Take Two: Eurozone business activity slumps; China cuts policy rates again
What do you need to know?
Eurozone business activity has fallen to its lowest level since November 2020, highlighting concerns over the impact of inflation and rising wages. A composite Purchasing Managers’ Index (PMI) flash estimate for August fell by more than expected, to 47.0 from 48.6 in July, driven by a decline in services which fell to a 30-month low of 48.3 from 50.9 – a reading below 50 indicates contraction.
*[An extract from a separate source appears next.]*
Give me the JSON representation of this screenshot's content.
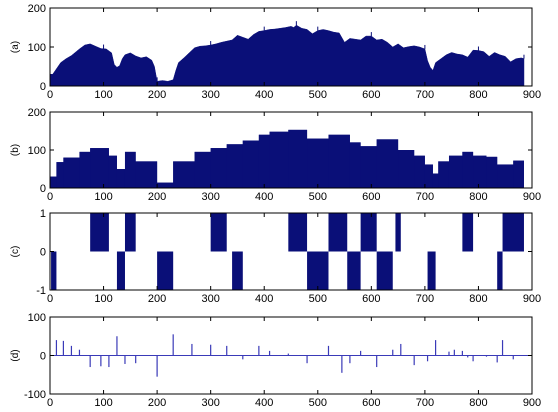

The manufacturing index improved slightly but remained well below 50. The fall was partly due to the steepest decline in business activity for more than three years in Germany. Meanwhile Japan’s composite PMI improved, ticking up to 52.6 from 52.2 in July.
Around the world
The New Development Bank, an institution set up by the BRICS nations of Brazil, Russia, India, China and South Africa, plans to reduce its reliance on the US dollar and issue debt in the local currencies of some of its members. President of the development bank, Dilma Rousseff, said the bank also aims to distinguish itself from the World Bank and International Monetary Fund by not setting conditions on loans. This so-called ‘de-dollarisation’ was on the agenda at the BRICS 15th summit last week, alongside discussions on expanding the alliance’s membership, with six more countries set to join next year.
Figure in focus: 3.45%
China’s central bank cut another of its main policy rates as it continues to face weakening growth. The People’s Bank of China (PBoC) reduced its one-year loan prime rate, a key rate for business loans, to 3.45% from 3.55% - the second cut in three months. However, it unexpectedly left the five-year rate, mainly used for mortgage borrowing, unchanged. The PBoC had also reduced borrowing costs on its one-year medium-term lending facility the week before, but some analysts believe the country still needs to do more to stimulate the economy, which recently slipped into deflation for the first time in more than two years.
Words of wisdom
The last mile: A term currently being used by economists to depict the final stage of the recovery from pandemic-induced inflation. The US Federal Reserve’s (Fed) battle with inflation is now targeting this ‘last mile’; some economists believe that to ease ongoing price rises and return to the central bank’s 2% target, a recession and significant job losses will be required. At the Fed’s July monetary policy meeting, officials were divided over hiking interest rates; however, they ultimately voted unanimously to raise the Federal Funds Rate by 25 basis points to between 5.25% and 5.50%.
What’s coming up
On Tuesday, Japan publishes its unemployment rate for July. On Wednesday, a spate of Eurozone surveys covering August are issued, including the bloc’s Economic and Industrial Sentiment measures. In addition, a second estimate for US second quarter (Q2) GDP growth is reported. The Eurozone’s latest inflation and unemployment numbers are published Thursday. On Friday Canada issues its own second estimate for Q2 economic growth while the US reports its job numbers for August.